After having cross compiled the application and running it on the target board, as reported in the logfile_target_fcn8.txt, at run time execution of fcn8
you will see something like this:
[DNNDK] Performance profile - DPU Kernel "fcn8" DPU Task "fcn8-0"
=====================================================================================================
ID NodeName Workload(MOP) Mem(MB) RunTime(ms) Perf(GOPS) Utilization MB/S
1 block1_conv1_convolution 173.408 3.22 0.753 230.3 18.7% 4273.2
2 block1_conv2_convolution 3699.376 3.88 3.251 1137.9 92.6% 1193.5
3 block2_conv1_convolution 1849.688 2.37 1.646 1123.7 91.5% 1442.8
4 block2_conv2_convolution 3699.376 2.07 3.248 1139.0 92.7% 636.3
5 block3_conv1_convolution 1849.688 1.44 1.647 1123.1 91.4% 872.9
6 block3_conv2_convolution 3699.376 2.11 3.250 1138.3 92.6% 648.9
7 block3_conv3_convolution 3699.376 1.53 3.249 1138.6 92.7% 472.0
8 block4_conv1_convolution 1849.688 1.71 1.871 988.6 80.5% 914.9
9 block4_conv2_convolution 3699.376 3.04 3.719 994.7 81.0% 816.8
10 block4_conv3_convolution 3699.376 2.75 3.720 994.5 80.9% 739.1
11 pool4_11_convolution 2.408 0.10 0.030 80.3 6.5% 3483.8
12 block5_conv1_convolution 924.844 2.45 0.956 967.4 78.7% 2565.3
13 conv2d_transpose_2_conv2d_transpose 0.226 0.01 0.023 9.8 0.8% 556.6
14 block5_conv2_convolution 924.844 2.45 0.956 967.4 78.7% 2565.3
15 pool3_11_convolution 4.817 0.21 0.046 104.7 8.5% 4665.9
16 block5_conv3_convolution 924.844 2.38 0.957 966.4 78.6% 2487.4
17 conv6_convolution 1258.815 12.31 3.112 404.5 32.9% 3955.9
18 conv7_convolution 25.690 0.31 0.088 291.9 23.8% 3488.8
19 conv2d_transpose_1_conv2d_transpose 9.634 0.13 0.048 200.7 16.3% 2660.8
20 add_layer_add_1 0.000 0.03 0.029 0.0 0.0% 998.3
21 conv2d_transpose_3_conv2d_transpose 14.451 0.61 0.281 51.4 4.2% 2169.8
Total Nodes In Avg:
All 32009.303 47.31 32.880 973.5 79.2% 1438.9
=====================================================================================================
Vitis AI Run Time - shortly named VART - enables applications to use the unified high-level runtime API for both cloud and edge.
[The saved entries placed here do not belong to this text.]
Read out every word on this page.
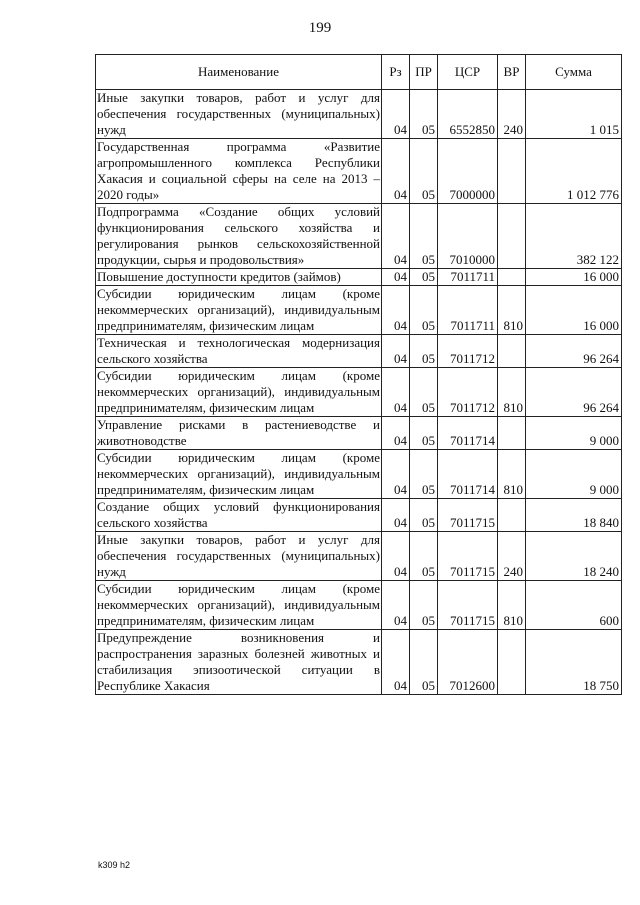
199
Наименование	Рз	ПР	ЦСР	ВР	Сумма
Иные закупки товаров, работ и услуг для обеспечения государственных (муниципальных) нужд	04	05	6552850	240	1 015
Государственная программа «Развитие агропромышленного комплекса Республики Хакасия и социальной сферы на селе на 2013 – 2020 годы»	04	05	7000000		1 012 776
Подпрограмма «Создание общих условий функционирования сельского хозяйства и регулирования рынков сельскохозяйственной продукции, сырья и продовольствия»	04	05	7010000		382 122
Повышение доступности кредитов (займов)	04	05	7011711		16 000
Субсидии юридическим лицам (кроме некоммерческих организаций), индивидуальным предпринимателям, физическим лицам	04	05	7011711	810	16 000
Техническая и технологическая модернизация сельского хозяйства	04	05	7011712		96 264
Субсидии юридическим лицам (кроме некоммерческих организаций), индивидуальным предпринимателям, физическим лицам	04	05	7011712	810	96 264
Управление рисками в растениеводстве и животноводстве	04	05	7011714		9 000
Субсидии юридическим лицам (кроме некоммерческих организаций), индивидуальным предпринимателям, физическим лицам	04	05	7011714	810	9 000
Создание общих условий функционирования сельского хозяйства	04	05	7011715		18 840
Иные закупки товаров, работ и услуг для обеспечения государственных (муниципальных) нужд	04	05	7011715	240	18 240
Субсидии юридическим лицам (кроме некоммерческих организаций), индивидуальным предпринимателям, физическим лицам	04	05	7011715	810	600
Предупреждение возникновения и распространения заразных болезней животных и стабилизация эпизоотической ситуации в Республике Хакасия	04	05	7012600		18 750
k309 h2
In fact the DNNDK API are necessary to support the Legacy DNNDK examples for edge and are not portable at all on the cloud (at the time there was not yet any Vitis AI). If you use VART, the same application - as it is - can be targeted to either an edge or an Alveo card. Furthermore - and much more important - VART API abstract the CNN features at much higher level than the DNNDK API, which means a much simpler C++ code to be managed.
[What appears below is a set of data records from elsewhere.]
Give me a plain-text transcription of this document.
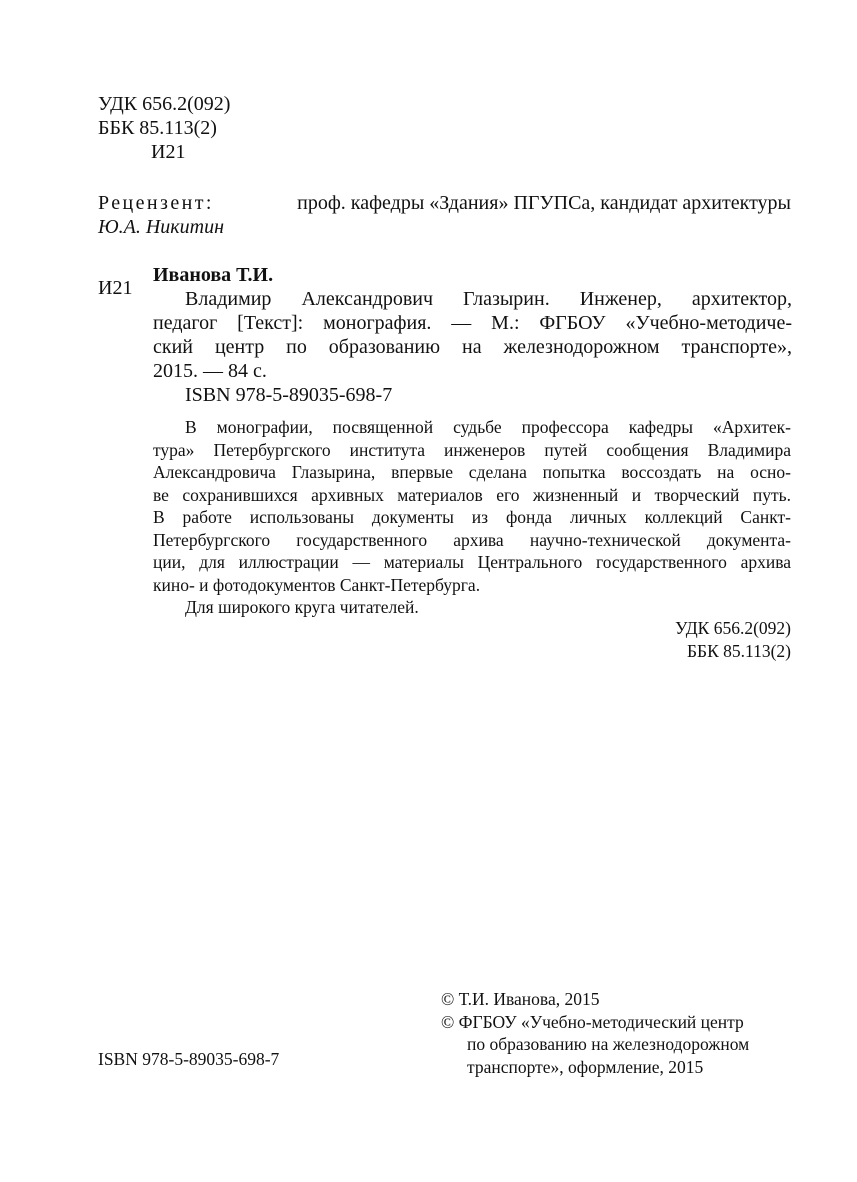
УДК 656.2(092)
ББК 85.113(2)
И21
Рецензент:	проф. кафедры «Здания» ПГУПСа, кандидат архитектуры
Ю.А. Никитин
И21

Иванова Т.И.

Владимир Александрович Глазырин. Инженер, архитектор,

педагог [Текст]: монография. — М.: ФГБОУ «Учебно-методиче-

ский центр по образованию на железнодорожном транспорте»,

2015. — 84 с.

ISBN 978-5-89035-698-7

В монографии, посвященной судьбе профессора кафедры «Архитек-

тура» Петербургского института инженеров путей сообщения Владимира

Александровича Глазырина, впервые сделана попытка воссоздать на осно-

ве сохранившихся архивных материалов его жизненный и творческий путь.

В работе использованы документы из фонда личных коллекций Санкт-

Петербургского государственного архива научно-технической документа-

ции, для иллюстрации — материалы Центрального государственного архива

кино- и фотодокументов Санкт-Петербурга.

Для широкого круга читателей.

УДК 656.2(092)
ББК 85.113(2)
© Т.И. Иванова, 2015
© ФГБОУ «Учебно-методический центр
по образованию на железнодорожном
транспорте», оформление, 2015
ISBN 978-5-89035-698-7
The first action you have to do about VART is reading the instructions of Vitis AI VART README.md.
You can find the most recent implementation of AlexNet CNN using VART APIs in this Vitis AI 1.3 01-caffe_cats_vs_dogs tutorial.
You can find the most recent implementation of FCN8 and FCN8UPS CNNs using VART APIs in this Vitis AI 1.3 05-Keras_FCN8_UNET_segmentation tutorial.